Politico reports that the Google ad tech probe is close to the “finish line”. Making the final call along with Attorney General Merrick Garland will be his deputy – Indian American Vanita Gupta, according to the same report.
Current research shows that upwards of 85 per cent of online display advertising space in the US is bought and sold in real-time on electronic trading exchanges where Google operates both the top trading platform plus the main conduits through which buyers and sellers must go to trade.
By Q1 2020, the share of ad revenue going to Google properties increased to 85 per cent. That number was 64 per cent in 2007. The lion’s share of Google’s $134 billion in advertising revenue (Q1, 2020) went to Google’s spinoffs.

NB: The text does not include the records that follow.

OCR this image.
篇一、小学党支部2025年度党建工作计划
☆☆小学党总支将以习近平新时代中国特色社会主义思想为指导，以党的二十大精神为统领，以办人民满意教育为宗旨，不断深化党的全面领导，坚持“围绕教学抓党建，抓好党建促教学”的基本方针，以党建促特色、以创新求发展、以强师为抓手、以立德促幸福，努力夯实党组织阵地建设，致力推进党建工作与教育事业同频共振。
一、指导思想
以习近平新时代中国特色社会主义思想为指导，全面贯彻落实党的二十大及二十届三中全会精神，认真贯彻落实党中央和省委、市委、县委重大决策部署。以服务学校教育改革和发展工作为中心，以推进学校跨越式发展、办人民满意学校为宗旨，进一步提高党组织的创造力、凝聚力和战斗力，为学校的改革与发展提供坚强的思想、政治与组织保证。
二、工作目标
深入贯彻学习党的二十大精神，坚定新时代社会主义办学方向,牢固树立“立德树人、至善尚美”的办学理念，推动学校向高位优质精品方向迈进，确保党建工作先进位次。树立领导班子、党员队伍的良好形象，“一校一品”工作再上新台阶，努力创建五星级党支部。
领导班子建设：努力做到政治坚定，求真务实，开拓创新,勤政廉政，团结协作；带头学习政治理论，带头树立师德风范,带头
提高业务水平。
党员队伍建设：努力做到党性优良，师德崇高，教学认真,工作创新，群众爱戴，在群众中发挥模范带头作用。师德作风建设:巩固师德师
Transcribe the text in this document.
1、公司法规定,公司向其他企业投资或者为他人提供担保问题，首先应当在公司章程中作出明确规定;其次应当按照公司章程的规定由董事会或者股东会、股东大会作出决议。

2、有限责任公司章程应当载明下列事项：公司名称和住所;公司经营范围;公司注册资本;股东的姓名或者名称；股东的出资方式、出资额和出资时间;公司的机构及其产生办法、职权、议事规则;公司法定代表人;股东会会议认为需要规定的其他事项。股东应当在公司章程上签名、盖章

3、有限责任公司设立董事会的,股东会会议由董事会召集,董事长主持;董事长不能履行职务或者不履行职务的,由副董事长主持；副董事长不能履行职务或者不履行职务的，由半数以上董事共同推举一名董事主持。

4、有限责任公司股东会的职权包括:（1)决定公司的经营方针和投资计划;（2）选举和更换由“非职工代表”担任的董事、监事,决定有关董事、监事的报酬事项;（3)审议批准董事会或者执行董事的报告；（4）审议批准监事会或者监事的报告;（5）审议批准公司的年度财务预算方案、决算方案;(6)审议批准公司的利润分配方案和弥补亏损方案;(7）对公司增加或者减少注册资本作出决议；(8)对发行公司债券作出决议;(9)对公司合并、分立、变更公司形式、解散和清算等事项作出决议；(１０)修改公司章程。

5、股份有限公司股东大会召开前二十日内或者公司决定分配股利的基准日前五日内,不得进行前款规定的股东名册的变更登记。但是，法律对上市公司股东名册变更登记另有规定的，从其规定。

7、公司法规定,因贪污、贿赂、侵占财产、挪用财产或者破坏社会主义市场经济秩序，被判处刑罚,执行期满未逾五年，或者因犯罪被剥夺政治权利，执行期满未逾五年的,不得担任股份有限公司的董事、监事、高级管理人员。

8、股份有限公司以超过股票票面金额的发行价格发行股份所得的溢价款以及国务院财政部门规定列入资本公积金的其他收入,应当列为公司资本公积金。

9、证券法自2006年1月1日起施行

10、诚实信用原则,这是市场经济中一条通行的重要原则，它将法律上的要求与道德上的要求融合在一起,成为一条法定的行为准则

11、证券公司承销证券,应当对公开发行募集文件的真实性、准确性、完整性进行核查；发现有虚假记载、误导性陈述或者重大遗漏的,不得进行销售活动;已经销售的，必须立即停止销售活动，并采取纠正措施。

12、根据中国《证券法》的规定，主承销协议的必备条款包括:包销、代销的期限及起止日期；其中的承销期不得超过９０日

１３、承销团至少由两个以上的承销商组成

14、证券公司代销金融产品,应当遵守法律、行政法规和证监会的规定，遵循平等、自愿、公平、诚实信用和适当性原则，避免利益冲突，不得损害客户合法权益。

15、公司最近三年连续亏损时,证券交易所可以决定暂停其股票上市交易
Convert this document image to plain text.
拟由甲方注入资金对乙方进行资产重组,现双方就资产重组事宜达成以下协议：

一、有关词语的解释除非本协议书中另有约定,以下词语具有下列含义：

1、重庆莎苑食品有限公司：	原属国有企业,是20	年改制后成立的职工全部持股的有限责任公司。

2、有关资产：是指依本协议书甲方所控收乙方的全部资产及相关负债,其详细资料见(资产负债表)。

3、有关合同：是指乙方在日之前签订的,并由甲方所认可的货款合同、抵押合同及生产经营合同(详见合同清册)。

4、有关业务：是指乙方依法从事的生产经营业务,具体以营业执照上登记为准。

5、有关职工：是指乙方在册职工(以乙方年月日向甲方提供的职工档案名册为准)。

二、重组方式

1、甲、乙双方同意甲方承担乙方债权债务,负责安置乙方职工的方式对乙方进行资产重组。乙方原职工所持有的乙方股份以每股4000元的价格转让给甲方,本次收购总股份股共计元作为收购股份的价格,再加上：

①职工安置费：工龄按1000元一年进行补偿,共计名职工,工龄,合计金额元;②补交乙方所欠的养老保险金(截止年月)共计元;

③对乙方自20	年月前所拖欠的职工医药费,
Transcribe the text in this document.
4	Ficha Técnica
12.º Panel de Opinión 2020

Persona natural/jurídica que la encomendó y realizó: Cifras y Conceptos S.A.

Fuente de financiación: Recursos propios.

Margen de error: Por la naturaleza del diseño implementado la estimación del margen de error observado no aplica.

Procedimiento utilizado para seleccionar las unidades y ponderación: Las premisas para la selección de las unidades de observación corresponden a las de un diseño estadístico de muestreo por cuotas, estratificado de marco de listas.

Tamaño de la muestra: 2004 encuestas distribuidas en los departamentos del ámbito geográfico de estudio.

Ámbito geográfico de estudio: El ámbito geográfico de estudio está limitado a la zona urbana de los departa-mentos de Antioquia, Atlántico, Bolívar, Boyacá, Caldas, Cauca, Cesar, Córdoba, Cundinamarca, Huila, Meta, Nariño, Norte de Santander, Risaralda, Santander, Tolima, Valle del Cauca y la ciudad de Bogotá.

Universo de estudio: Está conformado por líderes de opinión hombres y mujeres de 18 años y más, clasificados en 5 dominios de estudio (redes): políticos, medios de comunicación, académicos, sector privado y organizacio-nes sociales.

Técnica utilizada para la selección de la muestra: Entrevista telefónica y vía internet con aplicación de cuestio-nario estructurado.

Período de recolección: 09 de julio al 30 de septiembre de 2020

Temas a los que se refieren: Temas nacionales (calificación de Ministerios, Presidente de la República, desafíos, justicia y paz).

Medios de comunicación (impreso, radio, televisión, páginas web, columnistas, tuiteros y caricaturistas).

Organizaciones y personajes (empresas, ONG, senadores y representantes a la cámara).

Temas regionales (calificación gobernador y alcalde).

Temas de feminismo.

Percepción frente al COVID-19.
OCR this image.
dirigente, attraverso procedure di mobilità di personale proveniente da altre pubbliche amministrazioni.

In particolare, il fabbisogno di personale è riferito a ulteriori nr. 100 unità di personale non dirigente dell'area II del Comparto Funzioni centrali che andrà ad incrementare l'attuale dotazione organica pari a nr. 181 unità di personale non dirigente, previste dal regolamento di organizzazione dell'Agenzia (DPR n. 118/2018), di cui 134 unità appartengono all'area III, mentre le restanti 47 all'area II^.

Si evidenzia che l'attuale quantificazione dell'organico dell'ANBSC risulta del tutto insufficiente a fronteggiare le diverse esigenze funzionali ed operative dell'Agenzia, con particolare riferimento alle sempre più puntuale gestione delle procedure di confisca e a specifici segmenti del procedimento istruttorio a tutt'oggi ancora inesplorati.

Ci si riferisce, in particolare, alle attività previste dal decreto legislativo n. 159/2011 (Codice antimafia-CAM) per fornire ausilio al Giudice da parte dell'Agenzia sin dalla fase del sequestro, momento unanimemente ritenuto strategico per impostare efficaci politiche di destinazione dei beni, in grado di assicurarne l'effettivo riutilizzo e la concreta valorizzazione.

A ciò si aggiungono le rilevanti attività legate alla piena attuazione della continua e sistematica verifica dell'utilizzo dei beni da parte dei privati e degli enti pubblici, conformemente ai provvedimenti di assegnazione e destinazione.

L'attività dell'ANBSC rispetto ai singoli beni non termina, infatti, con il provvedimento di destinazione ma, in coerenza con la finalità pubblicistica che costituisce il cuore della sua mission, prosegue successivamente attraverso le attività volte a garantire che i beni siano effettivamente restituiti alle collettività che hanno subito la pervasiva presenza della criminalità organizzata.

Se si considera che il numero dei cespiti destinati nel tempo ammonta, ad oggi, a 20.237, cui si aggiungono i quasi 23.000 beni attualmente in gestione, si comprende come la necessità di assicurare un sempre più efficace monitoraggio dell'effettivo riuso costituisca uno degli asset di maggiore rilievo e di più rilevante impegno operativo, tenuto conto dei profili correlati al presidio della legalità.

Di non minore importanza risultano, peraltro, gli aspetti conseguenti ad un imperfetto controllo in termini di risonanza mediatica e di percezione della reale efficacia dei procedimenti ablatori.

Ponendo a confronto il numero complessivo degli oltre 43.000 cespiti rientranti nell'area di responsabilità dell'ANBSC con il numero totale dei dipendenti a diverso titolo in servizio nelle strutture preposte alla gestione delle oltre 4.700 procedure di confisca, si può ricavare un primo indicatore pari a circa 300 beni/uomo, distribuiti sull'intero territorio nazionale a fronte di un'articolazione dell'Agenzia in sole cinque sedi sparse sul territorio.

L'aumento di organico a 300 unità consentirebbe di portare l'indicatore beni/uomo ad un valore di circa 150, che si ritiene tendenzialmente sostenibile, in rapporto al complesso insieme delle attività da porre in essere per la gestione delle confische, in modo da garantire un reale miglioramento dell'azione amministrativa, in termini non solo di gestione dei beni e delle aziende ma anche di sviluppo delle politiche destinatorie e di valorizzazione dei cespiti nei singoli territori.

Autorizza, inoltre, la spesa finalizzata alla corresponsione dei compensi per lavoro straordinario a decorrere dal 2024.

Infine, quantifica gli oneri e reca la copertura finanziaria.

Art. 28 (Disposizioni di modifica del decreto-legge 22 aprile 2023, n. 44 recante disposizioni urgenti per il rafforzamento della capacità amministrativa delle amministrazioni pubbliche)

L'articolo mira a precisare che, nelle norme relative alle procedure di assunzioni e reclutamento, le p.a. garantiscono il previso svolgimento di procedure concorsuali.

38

For more than a year now, the US Justice Department, the Federal Trade Commission and US Congress have been pursuing sweeping antitrust investigations of big tech companies, resulting in a growing pile of cases, damning reports drawing on internal emails and most recently a tough talking executive order from the Biden government in July.
In a 121-pager headlined “Why Google Dominates Advertising Markets”, cited by the US Congress in its investigations, Dr. Dina Srinivasan makes the case that Google engages “in conduct that lawmakers prohibit in other electronic trading markets.”
Back in October 2020, the Trump administration landed the first big blow against Google, with what it called a “monumental” case against one of Silicon Valley’s most admired and powerful companies. In that one, the US sued Google alleging it is illegally maintaining a monopoly in the search market.
Google’s response at the time was par for course: “Today’s lawsuit by the Department of Justice is deeply flawed. People use Google because they choose to — not because they’re forced to or because they can’t find alternatives.”
If a new lawsuit drops and messes with Google’s efforts to phase out its current ad tracking technology (cookies) and insert new lines of code to track user behaviour, it would signal the first time that the company’s core engineering muscle is up against the full force of the US government. “An actual filing against the search giant still isn’t imminent,” Politico noted.
But antitrust action has typically been slow in the US, cases take years to play out. America’s antitrust laws first came into being more than 100 years ago. But after the Cambridge Analytica scandal and the January 6, 2021 attack on the US Capitol, the political appetite for change is in the air. The pressure is now on Congress to act.